Chook listened without a smile. Then his lips twitched and his eyes turned misty. Pinkey ran at him, crying, "Yer silly juggins, if I've got yous, I've got all I want." She hung round his neck, crying for pleasure, and Mrs Higgs knocked on the counter till she was tired before she got her potatoes.

The wet morning gave Pinkey a sore throat, and that finished Chook. The shop gave them a bare living, but with a horse and cart he could easily double their takings, and Pinkey could lie snug in bed while he drove to Paddy's Market in the morning. He looked round in desperation for some way of making enough money to buy Jack Ryan's horse and cart, which were still for sale. He could think of nothing but the two-up school, which had swallowed all his spare money before he was married. Since his marriage he had sworn off the school, as he couldn't spare the money with a wife to keep.

All his life Chook had lived from hand to mouth. He belonged to the class that despises its neighbours for pinching and scraping, and yet is haunted by the idea of sudden riches falling into its lap from the skies. Certainly Chook had given Fortune no excuse for neglecting him. He was always in a shilling sweep, a sixpenny raffle, a hundred to one double on the Cup. He marked pak-a-pu tickets, took the kip at two-up, and staked his last shilling more readily than the first. It was always the last shilling that was going to turn the scale and make his fortune. Well, he would try his luck again unknown to Pinkey, arguing with the blind obstinacy of the gambler that after his abstinence fate would class him as a beginner, the novice who wins a sweep with the first ticket he buys, or backs the winner at a hundred to one because he fancies its name.

Chook and Pinkey had been inseparable since their marriage, and he spent a week trying to think of some excuse for going out alone at night.

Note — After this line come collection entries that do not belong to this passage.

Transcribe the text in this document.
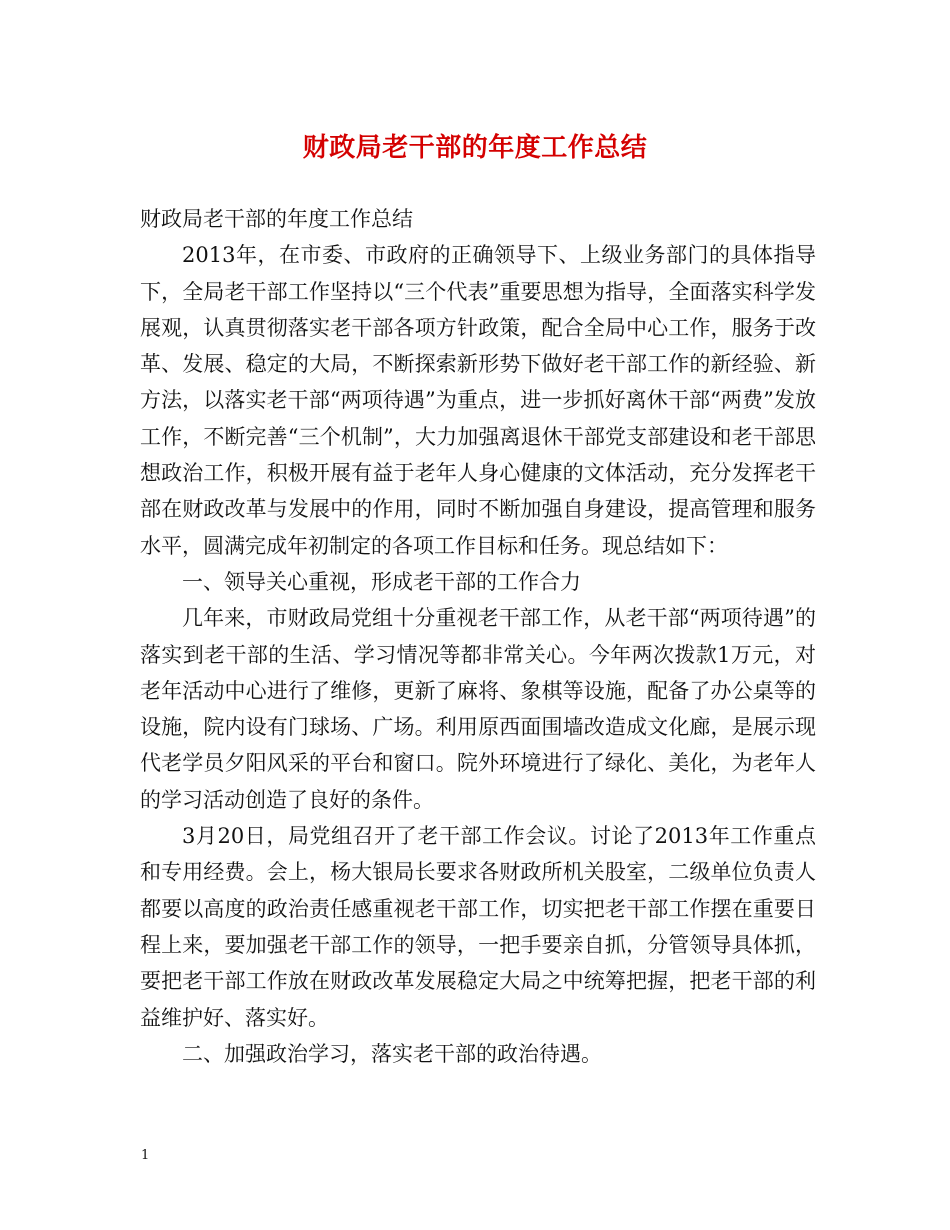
财政局老干部的年度工作总结

财政局老干部的年度工作总结

2013年，在市委、市政府的正确领导下、上级业务部门的具体指导下，全局老干部工作坚持以“三个代表”重要思想为指导，全面落实科学发展观，认真贯彻落实老干部各项方针政策，配合全局中心工作，服务于改革、发展、稳定的大局，不断探索新形势下做好老干部工作的新经验、新方法，以落实老干部“两项待遇”为重点，进一步抓好离休干部“两费”发放工作，不断完善“三个机制”，大力加强离退休干部党支部建设和老干部思想政治工作，积极开展有益于老年人身心健康的文体活动，充分发挥老干部在财政改革与发展中的作用，同时不断加强自身建设，提高管理和服务水平，圆满完成年初制定的各项工作目标和任务。现总结如下：

一、领导关心重视，形成老干部的工作合力

几年来，市财政局党组十分重视老干部工作，从老干部“两项待遇”的落实到老干部的生活、学习情况等都非常关心。今年两次拨款1万元，对老年活动中心进行了维修，更新了麻将、象棋等设施，配备了办公桌等的设施，院内设有门球场、广场。利用原西面围墙改造成文化廊，是展示现代老学员夕阳风采的平台和窗口。院外环境进行了绿化、美化，为老年人的学习活动创造了良好的条件。

3月20日，局党组召开了老干部工作会议。讨论了2013年工作重点和专用经费。会上，杨大银局长要求各财政所机关股室，二级单位负责人都要以高度的政治责任感重视老干部工作，切实把老干部工作摆在重要日程上来，要加强老干部工作的领导，一把手要亲自抓，分管领导具体抓，要把老干部工作放在财政改革发展稳定大局之中统筹把握，把老干部的利益维护好、落实好。

二、加强政治学习，落实老干部的政治待遇。

1
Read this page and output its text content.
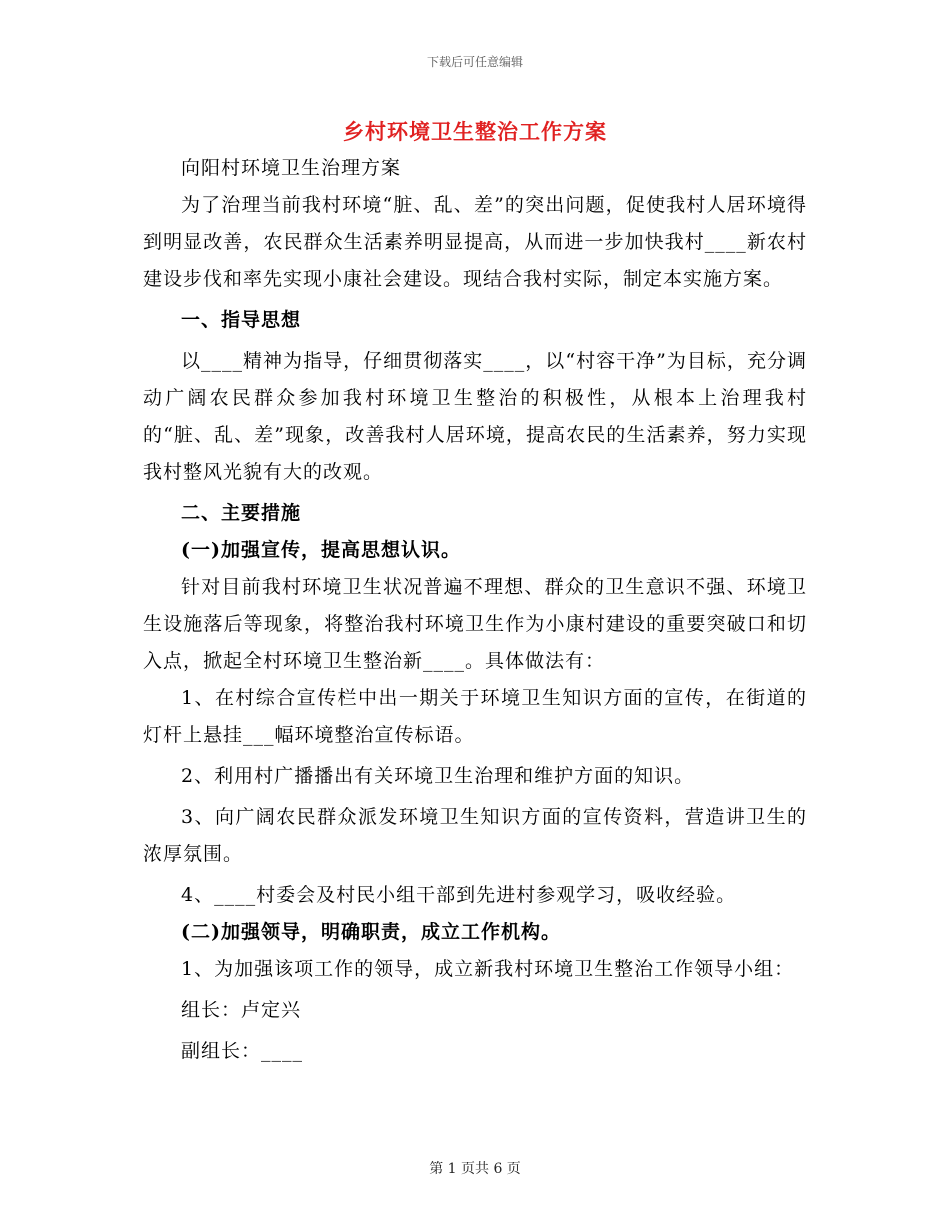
下载后可任意编辑
乡村环境卫生整治工作方案

向阳村环境卫生治理方案

为了治理当前我村环境“脏、乱、差”的突出问题，促使我村人居环境得到明显改善，农民群众生活素养明显提高，从而进一步加快我村____新农村建设步伐和率先实现小康社会建设。现结合我村实际，制定本实施方案。

一、指导思想

以____精神为指导，仔细贯彻落实____，以“村容干净”为目标，充分调动广阔农民群众参加我村环境卫生整治的积极性，从根本上治理我村的“脏、乱、差”现象，改善我村人居环境，提高农民的生活素养，努力实现我村整风光貌有大的改观。

二、主要措施

(一)加强宣传，提高思想认识。

针对目前我村环境卫生状况普遍不理想、群众的卫生意识不强、环境卫生设施落后等现象，将整治我村环境卫生作为小康村建设的重要突破口和切入点，掀起全村环境卫生整治新____。具体做法有：

1、在村综合宣传栏中出一期关于环境卫生知识方面的宣传，在街道的灯杆上悬挂___幅环境整治宣传标语。

2、利用村广播播出有关环境卫生治理和维护方面的知识。

3、向广阔农民群众派发环境卫生知识方面的宣传资料，营造讲卫生的浓厚氛围。

4、____村委会及村民小组干部到先进村参观学习，吸收经验。

(二)加强领导，明确职责，成立工作机构。

1、为加强该项工作的领导，成立新我村环境卫生整治工作领导小组：

组长：卢定兴

副组长：____

第 1 页共 6 页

But Pinkey, noticing his gloomy looks, decided that he needed livening up, and ordered him to spend a shilling on the theatre. Instantly Chook declined to go alone, and Pinkey fell into the trap. She had meant to go with him at the last moment, but now she declared that the night air made her cough. Chook could tell her all about the play when he came home. This in itself was a good omen, and when two black cats crossed his path on the way to the tram, it confirmed his belief that his luck was in.

When Chook reached Castlereagh Street, he hesitated. It was market-day on Thursday, and the two sovereigns in his pocket stood for his banking account. They would last for twenty minutes, if his luck were out, and he would never forgive himself. But at that moment a black cat crossed the footpath rapidly in front of him, and his courage revived. That made the third tonight. Men were slipping in at the door of the school, which was guarded by a sentinel. Chook, being unknown, waited till he saw an acquaintance, and was then passed in. The play had not begun, and his long absence from the alley gave his surroundings an air of novelty.